Microglia-derived exosomes can transfer miR-615-5p to oligodendrocyte precursor cells (OPCs), where miR-615-5p binds to MYRF and inhibits OPC maturation, thus modulating myelin regeneration. Targeting the miR-615-5p/MYRF axis could be a new therapy for demyelinating diseases [1]. In Myrfmut/+ mice, there are elevated intraocular pressure, fewer ganglion cells, and a thinner retinal nerve fiber layer, along with down-regulation of Dnmt3a, suggesting MYRF mutations are associated with primary angle-closure glaucoma [4]. Nanophthalmos-associated MYRF mutation in mice makes the eyes more susceptible to inflammation, which can be relieved by dexamethasone treatment [5]. Heterozygous loss-of-function variants in MYRF in humans can lead to abnormal development of the heart, genitourinary tract, diaphragm, and lungs, with phenotypes including congenital heart defects, genitourinary anomalies, congenital diaphragmatic hernia, and pulmonary hypoplasia [3]. MYRF haploinsufficiency also causes 46,XY and 46,XX disorders of sex development, with clinical symptoms like hypoplasia of Müllerian derivatives and ovaries in 46,XX DSD patients, and defective development of Sertoli and Leydig cells in 46,XY DSD patients [6].
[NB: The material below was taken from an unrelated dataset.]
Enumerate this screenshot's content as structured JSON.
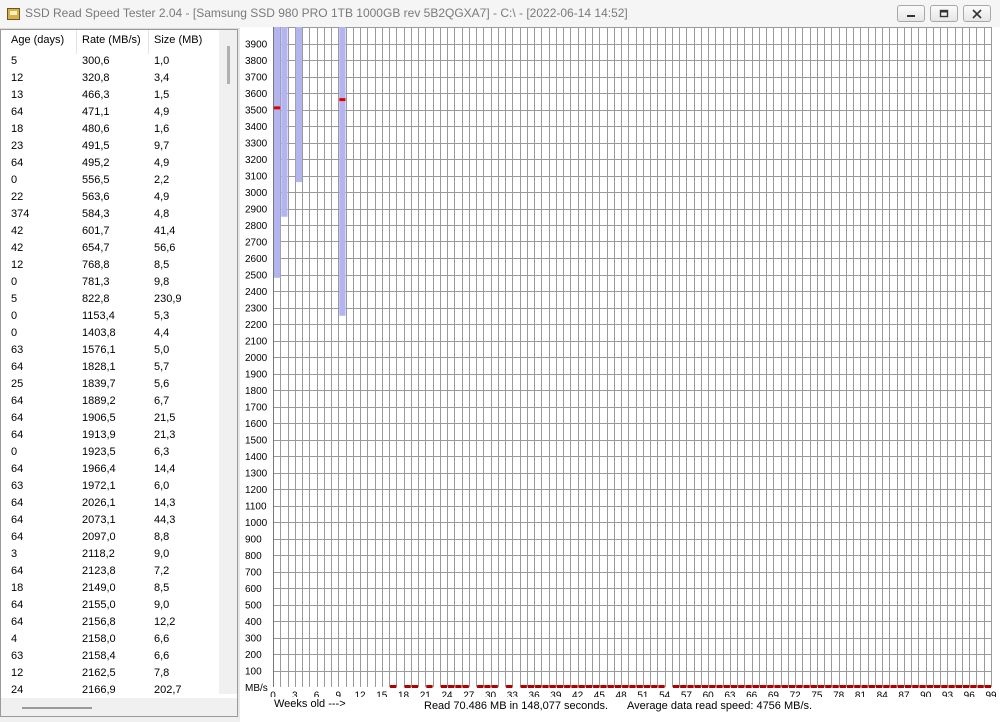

In conclusion, Myrf plays crucial roles in myelin formation, and its mutations are associated with various diseases such as demyelinating diseases, primary angle-closure glaucoma, intraocular inflammation, and disorders of sex development. Studies on Myrf-related KO or mutant mouse models have provided valuable insights into these disease mechanisms, facilitating a better understanding of the gene's functions and potential therapeutic targets.